In 1957, Hans encounters a friend, Oscar, and tries to make contact with him, using a Bible in which he pricks points which, when held to the light, contain a message. Victor, initially unwilling, taking the meals around, eventually, curiously, persuades Hans to fellate him. He then delivers the message to Oscar. However, after the two meet, love for each other, Oscar works on the roof, kills himself by throwing himself from the roof.

In 1968-69, there is a young teacher and mutual attraction between him and Hans, Hans arranging that they defy some regulations for identification at night and are relegated to a common cell where they have a sexual experience.
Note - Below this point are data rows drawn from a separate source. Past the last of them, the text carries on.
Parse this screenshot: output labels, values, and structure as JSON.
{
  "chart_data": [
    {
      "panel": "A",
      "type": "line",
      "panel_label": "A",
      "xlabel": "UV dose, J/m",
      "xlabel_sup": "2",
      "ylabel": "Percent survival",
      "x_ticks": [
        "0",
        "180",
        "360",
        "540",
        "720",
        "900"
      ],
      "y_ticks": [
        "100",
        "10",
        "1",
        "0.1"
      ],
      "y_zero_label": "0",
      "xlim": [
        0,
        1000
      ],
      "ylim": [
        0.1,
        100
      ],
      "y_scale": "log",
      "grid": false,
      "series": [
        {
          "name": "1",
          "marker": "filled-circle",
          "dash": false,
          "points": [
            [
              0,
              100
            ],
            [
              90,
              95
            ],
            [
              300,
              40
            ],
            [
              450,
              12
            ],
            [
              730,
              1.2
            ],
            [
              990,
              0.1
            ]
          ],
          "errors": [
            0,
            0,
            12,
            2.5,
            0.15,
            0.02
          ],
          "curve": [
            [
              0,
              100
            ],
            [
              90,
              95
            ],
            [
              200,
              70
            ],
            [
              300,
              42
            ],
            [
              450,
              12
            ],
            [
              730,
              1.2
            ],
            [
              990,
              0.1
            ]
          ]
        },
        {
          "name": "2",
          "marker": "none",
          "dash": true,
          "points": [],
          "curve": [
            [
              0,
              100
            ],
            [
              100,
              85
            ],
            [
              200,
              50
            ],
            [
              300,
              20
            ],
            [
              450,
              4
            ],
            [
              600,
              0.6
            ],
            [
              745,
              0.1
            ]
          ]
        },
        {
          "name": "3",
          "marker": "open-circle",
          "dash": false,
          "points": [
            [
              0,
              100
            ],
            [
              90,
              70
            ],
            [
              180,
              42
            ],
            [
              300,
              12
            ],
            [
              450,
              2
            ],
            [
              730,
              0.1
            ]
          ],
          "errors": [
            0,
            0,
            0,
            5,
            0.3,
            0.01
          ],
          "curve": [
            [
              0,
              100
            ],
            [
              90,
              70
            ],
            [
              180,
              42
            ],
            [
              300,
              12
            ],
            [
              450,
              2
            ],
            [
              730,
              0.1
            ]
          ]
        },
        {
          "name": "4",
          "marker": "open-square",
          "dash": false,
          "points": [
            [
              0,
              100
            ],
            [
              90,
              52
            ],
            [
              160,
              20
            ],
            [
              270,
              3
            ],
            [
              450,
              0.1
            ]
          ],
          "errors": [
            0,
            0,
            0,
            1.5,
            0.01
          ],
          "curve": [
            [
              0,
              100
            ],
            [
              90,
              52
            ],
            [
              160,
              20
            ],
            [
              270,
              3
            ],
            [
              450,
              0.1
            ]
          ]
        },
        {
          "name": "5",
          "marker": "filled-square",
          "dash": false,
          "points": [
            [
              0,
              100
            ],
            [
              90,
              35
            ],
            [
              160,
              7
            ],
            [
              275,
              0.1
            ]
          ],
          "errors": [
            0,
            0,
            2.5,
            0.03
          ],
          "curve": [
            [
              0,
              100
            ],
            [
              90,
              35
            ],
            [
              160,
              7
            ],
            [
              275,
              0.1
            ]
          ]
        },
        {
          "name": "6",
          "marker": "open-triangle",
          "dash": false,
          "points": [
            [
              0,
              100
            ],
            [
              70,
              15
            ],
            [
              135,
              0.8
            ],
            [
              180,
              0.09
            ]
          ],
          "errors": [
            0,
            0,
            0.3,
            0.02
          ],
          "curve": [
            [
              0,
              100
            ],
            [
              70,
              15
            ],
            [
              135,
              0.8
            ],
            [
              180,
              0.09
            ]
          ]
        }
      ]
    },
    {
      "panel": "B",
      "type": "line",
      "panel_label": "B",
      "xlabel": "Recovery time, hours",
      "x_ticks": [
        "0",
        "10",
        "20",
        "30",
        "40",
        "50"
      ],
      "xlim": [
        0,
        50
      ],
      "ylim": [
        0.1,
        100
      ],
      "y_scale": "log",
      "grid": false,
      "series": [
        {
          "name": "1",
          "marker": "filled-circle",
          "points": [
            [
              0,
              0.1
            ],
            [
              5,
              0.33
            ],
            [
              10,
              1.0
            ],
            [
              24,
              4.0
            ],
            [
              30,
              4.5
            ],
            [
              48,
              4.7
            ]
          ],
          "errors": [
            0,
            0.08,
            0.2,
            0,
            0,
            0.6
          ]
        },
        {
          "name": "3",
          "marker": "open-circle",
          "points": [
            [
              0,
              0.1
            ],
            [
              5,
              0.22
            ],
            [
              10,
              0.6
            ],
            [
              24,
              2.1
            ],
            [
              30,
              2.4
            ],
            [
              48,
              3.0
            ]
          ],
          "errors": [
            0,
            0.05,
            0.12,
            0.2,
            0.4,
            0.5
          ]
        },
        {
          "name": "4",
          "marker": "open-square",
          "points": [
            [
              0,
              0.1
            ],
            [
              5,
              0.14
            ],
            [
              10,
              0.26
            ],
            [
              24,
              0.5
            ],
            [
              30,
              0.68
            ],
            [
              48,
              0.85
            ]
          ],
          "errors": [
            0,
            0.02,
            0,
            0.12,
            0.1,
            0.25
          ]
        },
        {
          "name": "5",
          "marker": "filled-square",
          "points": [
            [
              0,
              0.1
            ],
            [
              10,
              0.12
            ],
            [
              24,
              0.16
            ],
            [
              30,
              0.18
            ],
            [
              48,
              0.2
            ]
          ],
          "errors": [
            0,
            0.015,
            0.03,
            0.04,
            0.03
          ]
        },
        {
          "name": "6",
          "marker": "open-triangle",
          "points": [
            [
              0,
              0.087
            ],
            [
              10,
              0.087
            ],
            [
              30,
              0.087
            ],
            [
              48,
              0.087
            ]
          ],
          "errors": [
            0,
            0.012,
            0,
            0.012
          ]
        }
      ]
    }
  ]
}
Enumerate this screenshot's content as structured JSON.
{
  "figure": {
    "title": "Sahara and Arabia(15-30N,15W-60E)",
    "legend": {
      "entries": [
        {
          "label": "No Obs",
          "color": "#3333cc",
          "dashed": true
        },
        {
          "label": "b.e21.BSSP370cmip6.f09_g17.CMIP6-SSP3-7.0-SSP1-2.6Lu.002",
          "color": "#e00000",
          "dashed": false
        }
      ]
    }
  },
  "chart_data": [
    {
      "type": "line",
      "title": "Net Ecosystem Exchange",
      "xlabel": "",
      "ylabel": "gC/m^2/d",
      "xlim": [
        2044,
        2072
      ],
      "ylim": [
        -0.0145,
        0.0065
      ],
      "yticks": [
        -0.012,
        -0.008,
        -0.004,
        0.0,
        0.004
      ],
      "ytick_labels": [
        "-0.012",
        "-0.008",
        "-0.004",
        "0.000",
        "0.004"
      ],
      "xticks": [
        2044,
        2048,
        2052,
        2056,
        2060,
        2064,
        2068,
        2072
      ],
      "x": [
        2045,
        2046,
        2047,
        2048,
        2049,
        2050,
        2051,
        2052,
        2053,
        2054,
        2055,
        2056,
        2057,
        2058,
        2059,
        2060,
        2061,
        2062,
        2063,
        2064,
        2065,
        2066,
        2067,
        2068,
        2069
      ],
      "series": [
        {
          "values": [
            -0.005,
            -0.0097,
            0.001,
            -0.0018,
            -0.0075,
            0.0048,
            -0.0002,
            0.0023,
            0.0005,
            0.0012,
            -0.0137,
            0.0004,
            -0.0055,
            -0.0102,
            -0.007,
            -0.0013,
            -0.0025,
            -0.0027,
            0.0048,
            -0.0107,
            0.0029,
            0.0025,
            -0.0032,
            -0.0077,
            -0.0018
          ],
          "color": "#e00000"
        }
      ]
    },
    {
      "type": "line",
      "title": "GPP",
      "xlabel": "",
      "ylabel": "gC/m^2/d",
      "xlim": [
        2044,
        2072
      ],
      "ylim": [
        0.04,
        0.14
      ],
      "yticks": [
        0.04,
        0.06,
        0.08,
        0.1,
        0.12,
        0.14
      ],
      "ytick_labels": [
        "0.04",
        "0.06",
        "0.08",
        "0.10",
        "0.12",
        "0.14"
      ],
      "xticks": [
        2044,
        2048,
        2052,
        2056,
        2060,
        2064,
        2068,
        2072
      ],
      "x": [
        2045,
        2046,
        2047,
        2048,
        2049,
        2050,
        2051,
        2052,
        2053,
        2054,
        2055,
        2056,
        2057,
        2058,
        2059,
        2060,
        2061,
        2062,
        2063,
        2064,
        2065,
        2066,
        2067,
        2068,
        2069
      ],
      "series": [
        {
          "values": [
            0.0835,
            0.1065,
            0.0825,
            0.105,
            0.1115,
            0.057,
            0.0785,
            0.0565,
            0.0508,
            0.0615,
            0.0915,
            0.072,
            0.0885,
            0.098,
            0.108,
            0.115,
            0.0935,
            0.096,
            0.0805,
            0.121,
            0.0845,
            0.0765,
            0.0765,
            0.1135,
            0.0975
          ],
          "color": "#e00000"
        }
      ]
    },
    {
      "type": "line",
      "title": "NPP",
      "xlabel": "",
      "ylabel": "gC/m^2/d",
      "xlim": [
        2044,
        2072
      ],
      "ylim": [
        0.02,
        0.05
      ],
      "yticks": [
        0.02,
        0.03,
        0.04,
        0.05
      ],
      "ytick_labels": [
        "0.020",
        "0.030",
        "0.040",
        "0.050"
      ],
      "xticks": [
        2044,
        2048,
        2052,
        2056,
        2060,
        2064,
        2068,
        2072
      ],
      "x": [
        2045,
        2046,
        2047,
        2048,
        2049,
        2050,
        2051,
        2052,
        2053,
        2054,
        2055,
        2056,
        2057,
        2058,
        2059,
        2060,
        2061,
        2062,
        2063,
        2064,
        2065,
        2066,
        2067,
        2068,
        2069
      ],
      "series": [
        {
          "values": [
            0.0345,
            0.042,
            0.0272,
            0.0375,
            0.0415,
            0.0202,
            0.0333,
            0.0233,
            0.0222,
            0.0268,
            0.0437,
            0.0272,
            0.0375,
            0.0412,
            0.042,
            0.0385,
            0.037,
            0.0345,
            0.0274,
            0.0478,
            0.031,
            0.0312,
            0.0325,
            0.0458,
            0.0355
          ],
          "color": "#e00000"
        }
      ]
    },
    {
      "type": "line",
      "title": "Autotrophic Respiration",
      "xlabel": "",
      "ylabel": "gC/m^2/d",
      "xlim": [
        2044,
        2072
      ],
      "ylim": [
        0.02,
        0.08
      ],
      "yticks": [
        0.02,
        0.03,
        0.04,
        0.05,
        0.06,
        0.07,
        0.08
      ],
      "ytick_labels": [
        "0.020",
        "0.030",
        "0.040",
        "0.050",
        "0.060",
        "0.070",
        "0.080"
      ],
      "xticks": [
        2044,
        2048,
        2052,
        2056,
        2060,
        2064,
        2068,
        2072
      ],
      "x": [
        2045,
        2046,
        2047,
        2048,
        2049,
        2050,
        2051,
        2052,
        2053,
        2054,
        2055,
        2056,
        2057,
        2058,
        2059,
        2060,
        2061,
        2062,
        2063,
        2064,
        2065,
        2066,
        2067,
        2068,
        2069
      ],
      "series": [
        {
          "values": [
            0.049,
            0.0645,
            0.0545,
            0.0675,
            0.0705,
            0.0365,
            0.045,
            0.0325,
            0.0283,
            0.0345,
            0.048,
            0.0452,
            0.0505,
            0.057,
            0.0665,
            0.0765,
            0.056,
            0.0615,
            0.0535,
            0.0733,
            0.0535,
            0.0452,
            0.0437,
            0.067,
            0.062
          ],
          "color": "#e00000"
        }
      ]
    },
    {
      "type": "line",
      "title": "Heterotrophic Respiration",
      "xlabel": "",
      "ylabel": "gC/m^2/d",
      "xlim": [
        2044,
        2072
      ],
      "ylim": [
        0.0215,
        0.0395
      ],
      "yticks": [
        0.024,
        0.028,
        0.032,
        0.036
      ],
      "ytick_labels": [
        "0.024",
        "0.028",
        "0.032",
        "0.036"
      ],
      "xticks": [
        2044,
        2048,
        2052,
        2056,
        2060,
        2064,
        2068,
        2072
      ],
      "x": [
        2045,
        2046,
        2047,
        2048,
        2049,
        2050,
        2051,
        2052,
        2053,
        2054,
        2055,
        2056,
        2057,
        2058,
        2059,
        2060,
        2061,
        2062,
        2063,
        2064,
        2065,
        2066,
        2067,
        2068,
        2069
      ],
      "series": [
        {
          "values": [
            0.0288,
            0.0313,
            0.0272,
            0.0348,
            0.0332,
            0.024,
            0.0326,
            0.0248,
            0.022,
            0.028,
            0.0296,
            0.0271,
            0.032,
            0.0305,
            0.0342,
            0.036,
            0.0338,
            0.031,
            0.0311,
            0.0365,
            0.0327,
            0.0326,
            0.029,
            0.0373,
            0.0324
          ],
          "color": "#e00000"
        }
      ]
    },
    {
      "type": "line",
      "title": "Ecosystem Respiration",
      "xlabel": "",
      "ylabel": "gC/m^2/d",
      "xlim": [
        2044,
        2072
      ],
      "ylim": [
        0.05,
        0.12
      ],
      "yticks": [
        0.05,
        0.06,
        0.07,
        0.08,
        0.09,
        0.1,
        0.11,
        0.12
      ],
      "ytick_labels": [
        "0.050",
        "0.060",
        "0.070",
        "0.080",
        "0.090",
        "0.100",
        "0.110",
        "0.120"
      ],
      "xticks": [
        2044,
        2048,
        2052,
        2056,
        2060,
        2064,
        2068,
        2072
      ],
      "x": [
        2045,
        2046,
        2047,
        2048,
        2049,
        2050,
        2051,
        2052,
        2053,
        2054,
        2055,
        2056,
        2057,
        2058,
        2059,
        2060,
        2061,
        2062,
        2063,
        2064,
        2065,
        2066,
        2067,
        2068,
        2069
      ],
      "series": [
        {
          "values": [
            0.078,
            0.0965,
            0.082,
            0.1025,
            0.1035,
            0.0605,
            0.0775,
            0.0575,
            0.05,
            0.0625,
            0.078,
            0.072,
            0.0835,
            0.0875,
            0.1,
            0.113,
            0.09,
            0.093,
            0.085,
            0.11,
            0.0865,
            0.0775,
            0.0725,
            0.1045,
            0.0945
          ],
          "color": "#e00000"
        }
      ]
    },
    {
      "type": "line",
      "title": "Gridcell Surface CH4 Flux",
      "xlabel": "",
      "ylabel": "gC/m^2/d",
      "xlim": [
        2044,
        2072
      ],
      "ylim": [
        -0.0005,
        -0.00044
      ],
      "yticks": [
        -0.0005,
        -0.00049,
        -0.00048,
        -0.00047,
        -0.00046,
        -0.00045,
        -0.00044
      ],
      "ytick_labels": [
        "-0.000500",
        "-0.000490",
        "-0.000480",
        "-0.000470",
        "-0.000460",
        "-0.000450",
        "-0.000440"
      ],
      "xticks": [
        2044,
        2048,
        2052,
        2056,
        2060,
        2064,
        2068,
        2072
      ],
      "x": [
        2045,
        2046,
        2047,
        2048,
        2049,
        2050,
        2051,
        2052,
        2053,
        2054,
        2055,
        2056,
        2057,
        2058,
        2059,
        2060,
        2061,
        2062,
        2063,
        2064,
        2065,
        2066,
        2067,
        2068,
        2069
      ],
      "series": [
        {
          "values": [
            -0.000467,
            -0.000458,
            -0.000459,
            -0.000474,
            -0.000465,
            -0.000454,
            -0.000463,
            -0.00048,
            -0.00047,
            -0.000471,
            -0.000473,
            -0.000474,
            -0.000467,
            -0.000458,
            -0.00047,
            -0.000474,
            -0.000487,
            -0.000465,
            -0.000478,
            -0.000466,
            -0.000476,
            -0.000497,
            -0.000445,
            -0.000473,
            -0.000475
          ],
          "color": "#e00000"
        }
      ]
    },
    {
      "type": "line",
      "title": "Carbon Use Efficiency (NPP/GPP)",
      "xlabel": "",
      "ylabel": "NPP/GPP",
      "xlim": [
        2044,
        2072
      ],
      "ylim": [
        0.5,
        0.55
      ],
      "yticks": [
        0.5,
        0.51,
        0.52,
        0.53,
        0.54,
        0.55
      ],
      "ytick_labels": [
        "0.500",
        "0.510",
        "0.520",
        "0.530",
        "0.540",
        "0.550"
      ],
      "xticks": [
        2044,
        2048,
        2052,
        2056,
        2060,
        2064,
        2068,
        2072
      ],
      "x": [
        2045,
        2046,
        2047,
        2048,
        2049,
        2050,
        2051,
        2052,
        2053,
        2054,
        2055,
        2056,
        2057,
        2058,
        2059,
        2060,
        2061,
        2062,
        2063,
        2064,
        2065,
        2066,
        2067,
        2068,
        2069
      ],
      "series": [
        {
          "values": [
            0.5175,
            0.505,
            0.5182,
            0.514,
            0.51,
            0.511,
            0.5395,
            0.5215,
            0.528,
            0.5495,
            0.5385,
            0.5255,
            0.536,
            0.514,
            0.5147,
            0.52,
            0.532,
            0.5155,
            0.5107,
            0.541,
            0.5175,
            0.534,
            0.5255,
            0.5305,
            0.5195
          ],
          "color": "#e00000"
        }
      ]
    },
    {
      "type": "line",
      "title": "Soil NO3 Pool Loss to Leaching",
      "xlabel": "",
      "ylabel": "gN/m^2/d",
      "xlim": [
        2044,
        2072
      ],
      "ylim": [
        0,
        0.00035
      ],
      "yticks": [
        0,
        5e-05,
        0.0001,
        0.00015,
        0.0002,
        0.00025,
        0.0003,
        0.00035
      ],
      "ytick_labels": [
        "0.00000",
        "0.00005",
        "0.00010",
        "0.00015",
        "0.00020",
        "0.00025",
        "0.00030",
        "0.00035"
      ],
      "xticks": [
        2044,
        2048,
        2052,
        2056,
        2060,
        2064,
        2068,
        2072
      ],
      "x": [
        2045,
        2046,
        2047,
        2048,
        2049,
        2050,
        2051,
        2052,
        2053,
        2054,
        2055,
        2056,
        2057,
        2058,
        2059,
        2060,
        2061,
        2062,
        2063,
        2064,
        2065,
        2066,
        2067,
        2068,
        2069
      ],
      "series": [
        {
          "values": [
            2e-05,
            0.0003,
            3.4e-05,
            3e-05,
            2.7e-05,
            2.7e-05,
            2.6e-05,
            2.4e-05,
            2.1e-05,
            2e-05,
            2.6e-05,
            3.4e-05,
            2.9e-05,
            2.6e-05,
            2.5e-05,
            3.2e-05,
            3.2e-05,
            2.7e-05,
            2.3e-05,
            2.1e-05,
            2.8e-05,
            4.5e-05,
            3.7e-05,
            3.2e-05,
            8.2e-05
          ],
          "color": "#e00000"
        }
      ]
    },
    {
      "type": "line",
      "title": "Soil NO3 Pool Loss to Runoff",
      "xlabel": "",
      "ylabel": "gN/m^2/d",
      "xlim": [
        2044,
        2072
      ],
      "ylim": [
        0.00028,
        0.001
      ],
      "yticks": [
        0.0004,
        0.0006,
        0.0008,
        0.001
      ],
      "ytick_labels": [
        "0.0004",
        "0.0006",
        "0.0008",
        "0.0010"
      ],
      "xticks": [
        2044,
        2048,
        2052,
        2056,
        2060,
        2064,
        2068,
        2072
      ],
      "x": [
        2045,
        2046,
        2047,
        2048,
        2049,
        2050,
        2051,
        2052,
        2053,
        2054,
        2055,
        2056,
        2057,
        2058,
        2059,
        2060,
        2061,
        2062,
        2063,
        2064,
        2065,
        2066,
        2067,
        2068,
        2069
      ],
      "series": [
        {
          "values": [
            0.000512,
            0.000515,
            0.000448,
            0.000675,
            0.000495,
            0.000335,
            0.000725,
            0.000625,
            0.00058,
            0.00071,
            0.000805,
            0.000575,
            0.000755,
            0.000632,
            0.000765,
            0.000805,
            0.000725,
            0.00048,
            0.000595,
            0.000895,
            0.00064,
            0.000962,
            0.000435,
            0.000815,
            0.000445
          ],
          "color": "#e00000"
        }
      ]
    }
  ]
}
Hans is sorry for the teacher, makes a declaration that he approached the teacher for forcible sexual activity – and the teacher is freed.

In the meantime, Victor is in his usual occupation, a drug addict, eventually revealing the story of why he is in prison, a murder of a woman, the possibility of his going on parole but showing his innate fear and his drugging himself instead of going into the hearing.

1969, the prisoners watched the moon landing. Hans sees the front page of the newspaper with the information that 175 has been repealed. Which means that he leaves prison, leaving Victor in prison, and goes to a gay club, Great Freedom, experiencing the change for his life and his legal status as homosexual.

In some ways, the serious film is semi-documentary, a portrayal of life in prison without conventional sensationalism, the experience of prisoners, especially solitary confinement (with a number of sequences just filmed in blackness as Hans is put in solitary, darkness, some matches and flame, just the sounds in the darkness).